Optical fibers provide advantages over conventional communication lines. As compared with traditional wire-based networks, optical-fiber communication networks can transmit significantly more information at significantly higher speeds. Optical fibers, therefore, are being increasingly employed in communication networks. U.S. Pat. No. 5,682,454, which is hereby incorporated by reference in its entirety, discloses an exemplary optical-fiber cable.

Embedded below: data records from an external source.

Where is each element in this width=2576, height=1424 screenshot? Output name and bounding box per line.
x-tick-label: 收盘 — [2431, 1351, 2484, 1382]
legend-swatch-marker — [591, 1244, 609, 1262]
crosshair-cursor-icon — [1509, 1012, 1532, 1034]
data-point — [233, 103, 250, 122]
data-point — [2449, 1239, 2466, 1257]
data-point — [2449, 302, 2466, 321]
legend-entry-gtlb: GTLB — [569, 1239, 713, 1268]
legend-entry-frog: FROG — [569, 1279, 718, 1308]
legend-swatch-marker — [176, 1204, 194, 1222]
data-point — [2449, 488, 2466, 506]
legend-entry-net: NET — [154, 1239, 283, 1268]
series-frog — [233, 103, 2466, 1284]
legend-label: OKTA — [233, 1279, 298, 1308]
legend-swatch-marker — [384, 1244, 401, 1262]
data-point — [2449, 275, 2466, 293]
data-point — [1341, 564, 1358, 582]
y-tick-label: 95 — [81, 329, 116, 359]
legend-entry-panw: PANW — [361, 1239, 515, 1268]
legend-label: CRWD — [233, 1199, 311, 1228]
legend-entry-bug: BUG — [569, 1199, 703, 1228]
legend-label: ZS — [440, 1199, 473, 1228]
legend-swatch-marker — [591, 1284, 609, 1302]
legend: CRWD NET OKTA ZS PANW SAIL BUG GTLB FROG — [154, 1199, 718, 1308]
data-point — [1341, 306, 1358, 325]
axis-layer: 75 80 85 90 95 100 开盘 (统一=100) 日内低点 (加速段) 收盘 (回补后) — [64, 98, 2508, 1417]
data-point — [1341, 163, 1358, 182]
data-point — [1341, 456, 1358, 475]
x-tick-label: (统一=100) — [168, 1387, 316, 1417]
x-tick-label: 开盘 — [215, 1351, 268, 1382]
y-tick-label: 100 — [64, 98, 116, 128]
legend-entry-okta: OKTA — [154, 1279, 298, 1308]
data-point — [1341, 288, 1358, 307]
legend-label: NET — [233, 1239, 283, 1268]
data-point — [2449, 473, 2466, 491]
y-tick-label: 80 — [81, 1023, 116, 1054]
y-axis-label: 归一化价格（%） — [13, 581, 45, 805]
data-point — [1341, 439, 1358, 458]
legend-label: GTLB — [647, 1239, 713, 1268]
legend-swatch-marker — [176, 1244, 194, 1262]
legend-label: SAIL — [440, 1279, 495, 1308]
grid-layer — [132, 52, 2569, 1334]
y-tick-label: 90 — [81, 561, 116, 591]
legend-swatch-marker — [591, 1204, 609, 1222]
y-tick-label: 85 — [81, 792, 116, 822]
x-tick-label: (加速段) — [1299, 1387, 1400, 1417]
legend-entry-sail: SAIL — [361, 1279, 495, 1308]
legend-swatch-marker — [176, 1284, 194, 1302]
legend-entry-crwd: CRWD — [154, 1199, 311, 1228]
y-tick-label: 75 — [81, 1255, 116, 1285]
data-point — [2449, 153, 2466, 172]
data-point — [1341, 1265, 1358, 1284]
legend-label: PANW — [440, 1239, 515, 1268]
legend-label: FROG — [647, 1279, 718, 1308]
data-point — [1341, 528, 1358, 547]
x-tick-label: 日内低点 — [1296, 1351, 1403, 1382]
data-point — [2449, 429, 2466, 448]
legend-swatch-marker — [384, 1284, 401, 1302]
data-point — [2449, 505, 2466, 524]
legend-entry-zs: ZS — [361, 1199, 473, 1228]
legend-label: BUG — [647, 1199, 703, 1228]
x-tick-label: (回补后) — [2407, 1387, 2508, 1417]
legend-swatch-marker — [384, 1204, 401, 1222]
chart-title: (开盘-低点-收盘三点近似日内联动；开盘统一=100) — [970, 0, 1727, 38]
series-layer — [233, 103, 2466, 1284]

Optical fibers can be bonded together to form a planar, optical-fiber ribbon, which itself may be divisible into subunits (e.g., a twelve-fiber ribbon that is splittable into six-fiber subunits). Multiple optical-fiber ribbons may be aggregated to form a ribbon stack, which can have various sizes and shapes, such as a rectangular ribbon stack or a trapezoidal ribbon stack in which the uppermost and/or lowermost optical-fiber ribbons have fewer optical fibers than those toward the center of the stack. The ribbon-stack configuration helps to increase the density of optical elements (e.g., ribbonized optical fibers) within a round buffer tube and/or a round optical-fiber cable. Even so, the placement of planar, optical-fiber ribbons as rectangular or trapezoidal ribbon stacks within round tubes is spatially inefficient.
Mass-fusion splicing of optical-fiber ribbons requires a planar ribbon geometry, however, rendering non-planar, optical-fiber ribbons unsuitable for mass-fusion ribbon splicing operations.